|
abril 26, 2017
Caravana Farkas: projeção e debate no Galpão VB, São Paulo
O que o olhar urbano já não consegue ver
Documentários da Caravana Farkas serão exibidos dia 29 de abril, às 17h, no primeiro programa público da exposição Nada levarei quando morrer, aqueles que me devem cobrarei no inferno.
No final dos anos 1960, um grupo de cineastas saiu de São Paulo em direção ao sertão nordestino com o objetivo de registrar os habitantes daquela região.
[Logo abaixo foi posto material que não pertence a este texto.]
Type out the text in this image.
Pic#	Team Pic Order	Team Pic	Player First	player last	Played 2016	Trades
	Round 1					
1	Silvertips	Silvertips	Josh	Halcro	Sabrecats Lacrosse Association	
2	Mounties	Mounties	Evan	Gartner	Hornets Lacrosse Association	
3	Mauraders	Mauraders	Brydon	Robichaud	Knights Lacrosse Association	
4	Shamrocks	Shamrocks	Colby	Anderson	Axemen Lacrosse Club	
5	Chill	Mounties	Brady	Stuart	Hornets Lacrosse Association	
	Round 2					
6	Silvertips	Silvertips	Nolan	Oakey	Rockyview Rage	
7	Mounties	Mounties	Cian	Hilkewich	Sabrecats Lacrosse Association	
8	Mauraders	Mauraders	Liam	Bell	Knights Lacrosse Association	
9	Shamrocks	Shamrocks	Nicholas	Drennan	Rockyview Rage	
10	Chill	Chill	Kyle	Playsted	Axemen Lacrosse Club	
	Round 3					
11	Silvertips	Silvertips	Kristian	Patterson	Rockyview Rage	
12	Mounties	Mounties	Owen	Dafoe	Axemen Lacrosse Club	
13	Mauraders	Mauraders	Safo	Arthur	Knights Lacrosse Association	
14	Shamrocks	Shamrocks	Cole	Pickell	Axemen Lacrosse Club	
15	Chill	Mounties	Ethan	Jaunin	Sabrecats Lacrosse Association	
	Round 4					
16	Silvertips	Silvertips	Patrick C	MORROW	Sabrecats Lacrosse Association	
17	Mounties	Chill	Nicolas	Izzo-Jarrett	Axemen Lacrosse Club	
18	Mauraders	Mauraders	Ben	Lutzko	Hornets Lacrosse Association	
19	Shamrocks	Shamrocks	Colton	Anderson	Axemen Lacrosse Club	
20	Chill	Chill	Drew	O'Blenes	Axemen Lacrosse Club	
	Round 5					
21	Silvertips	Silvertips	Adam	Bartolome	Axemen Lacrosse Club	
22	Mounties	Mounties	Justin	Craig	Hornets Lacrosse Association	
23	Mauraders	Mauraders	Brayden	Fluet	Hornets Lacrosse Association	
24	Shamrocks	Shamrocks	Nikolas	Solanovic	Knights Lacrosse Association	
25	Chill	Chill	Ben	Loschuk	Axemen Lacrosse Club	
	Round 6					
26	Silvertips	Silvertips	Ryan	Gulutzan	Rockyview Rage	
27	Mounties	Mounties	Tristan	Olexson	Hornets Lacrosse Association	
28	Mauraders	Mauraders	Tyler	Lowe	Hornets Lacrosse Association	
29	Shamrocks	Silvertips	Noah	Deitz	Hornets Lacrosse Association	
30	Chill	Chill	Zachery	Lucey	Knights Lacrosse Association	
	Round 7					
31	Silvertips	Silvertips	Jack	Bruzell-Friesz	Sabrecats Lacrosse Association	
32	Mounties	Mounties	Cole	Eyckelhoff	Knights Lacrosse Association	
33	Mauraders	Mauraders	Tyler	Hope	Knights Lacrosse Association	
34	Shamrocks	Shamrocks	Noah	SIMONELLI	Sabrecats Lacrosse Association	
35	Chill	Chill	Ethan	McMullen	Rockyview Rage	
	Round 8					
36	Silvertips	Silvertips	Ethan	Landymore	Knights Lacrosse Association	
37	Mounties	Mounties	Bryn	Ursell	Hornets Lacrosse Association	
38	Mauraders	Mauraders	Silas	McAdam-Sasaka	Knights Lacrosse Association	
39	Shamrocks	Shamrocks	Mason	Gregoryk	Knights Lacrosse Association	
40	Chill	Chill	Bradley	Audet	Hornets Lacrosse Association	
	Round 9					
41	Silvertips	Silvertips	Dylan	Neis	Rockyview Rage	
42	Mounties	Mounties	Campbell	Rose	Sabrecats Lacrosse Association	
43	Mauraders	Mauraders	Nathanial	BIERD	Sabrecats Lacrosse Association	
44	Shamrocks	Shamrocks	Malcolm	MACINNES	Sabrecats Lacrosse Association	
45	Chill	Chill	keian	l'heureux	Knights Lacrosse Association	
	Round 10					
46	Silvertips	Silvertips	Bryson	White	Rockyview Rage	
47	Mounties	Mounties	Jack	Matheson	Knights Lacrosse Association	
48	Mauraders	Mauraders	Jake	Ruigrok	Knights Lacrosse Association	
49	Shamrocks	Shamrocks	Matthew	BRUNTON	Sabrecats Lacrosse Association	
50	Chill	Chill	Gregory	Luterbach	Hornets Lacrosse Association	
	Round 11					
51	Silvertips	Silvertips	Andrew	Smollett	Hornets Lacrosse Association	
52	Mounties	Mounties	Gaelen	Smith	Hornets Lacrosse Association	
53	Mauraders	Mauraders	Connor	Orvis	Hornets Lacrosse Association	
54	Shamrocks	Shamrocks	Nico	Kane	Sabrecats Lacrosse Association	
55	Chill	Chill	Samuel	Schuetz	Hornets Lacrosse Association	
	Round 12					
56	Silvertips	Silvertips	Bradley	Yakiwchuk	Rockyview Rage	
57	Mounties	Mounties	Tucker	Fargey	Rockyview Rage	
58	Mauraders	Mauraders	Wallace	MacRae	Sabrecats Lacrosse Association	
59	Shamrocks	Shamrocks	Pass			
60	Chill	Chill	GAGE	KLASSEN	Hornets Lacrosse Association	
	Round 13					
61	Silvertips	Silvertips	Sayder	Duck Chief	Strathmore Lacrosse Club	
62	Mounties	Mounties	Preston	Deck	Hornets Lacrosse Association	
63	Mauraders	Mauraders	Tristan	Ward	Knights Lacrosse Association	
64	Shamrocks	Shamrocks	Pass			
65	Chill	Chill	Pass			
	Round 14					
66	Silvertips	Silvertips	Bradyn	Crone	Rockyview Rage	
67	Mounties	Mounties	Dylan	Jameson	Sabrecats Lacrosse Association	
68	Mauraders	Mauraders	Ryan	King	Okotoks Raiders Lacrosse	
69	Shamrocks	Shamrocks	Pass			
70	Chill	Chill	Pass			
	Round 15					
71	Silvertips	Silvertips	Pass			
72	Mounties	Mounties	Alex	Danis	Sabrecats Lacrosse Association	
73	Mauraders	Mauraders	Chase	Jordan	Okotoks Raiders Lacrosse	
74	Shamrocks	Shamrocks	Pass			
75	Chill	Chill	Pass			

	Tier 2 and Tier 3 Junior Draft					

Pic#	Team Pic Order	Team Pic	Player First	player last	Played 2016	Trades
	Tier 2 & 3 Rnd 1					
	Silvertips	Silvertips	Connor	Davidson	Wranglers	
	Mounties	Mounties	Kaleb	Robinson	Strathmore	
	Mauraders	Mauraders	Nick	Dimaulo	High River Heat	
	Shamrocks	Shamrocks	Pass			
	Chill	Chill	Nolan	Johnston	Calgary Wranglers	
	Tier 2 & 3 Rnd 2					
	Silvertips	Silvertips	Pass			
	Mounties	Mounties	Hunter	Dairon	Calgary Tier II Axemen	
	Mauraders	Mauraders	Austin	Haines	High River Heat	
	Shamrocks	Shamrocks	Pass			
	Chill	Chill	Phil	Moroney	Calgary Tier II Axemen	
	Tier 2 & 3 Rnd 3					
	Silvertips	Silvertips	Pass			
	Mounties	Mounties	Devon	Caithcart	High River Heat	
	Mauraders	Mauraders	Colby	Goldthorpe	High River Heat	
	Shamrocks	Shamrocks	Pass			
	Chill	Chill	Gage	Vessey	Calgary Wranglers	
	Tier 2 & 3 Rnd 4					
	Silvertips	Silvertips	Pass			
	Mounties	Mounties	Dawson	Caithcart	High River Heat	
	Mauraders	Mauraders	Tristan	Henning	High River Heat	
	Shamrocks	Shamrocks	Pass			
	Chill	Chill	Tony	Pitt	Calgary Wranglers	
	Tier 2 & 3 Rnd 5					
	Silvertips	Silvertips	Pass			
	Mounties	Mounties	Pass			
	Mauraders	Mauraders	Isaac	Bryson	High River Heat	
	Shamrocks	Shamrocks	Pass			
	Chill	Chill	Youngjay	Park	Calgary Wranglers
Seus filmes integraram o que mais tarde ficaria conhecido como Caravana Farkas, conjunto com mais de trinta documentários produzidos entre 1964 e 1980 pelo fotógrafo e empresário Thomaz Farkas.
As obras resultantes dessa expedição foram inovadoras por mostrar partes do Brasil que nunca haviam sido filmadas antes, dando voz e rosto a personagens quase desconhecidos do público. Os filmes apresentam, retratados como protagonistas de suas histórias, homens e mulheres do povo que não cabiam nos ideais de ordem e progresso do Estado brasileiro reforçados com o golpe de 1964.
É o que se vê, por exemplo, em rastejador, s. m., de Sergio Muniz, um dos filmes que serão exibidos no Galpão VB (confira as sinopses abaixo). Após constatar a insuficiência das descrições do rastejador nos dicionários e na literatura, o documentário vai ao encontro de dois homens que dedicaram suas vidas à função de seguir as pegadas e os rastros de animais perdidos ou de cangaceiros procurados. Revela-se, então, um vasto conhecimento da paisagem e dos caminhos do sertão, ignorado pelo olhar urbano e modernizador do Brasil.
No dia 29 de abril, sábado, às 17h, o Galpão VB exibirá três filmes feitos a partir dessa viagem, no primeiro programa público da exposição Nada levarei levarei quando morrer, aqueles que me devem cobrarei no inferno. Após a exibição, os curadores da exposição, Solange O. Farkas e Gabriel Bogossian, mediarão um debate com o público. A entrada é gratuita.
FILMES
Visão de Juazeiro (1970, direção de Eduardo Escorel)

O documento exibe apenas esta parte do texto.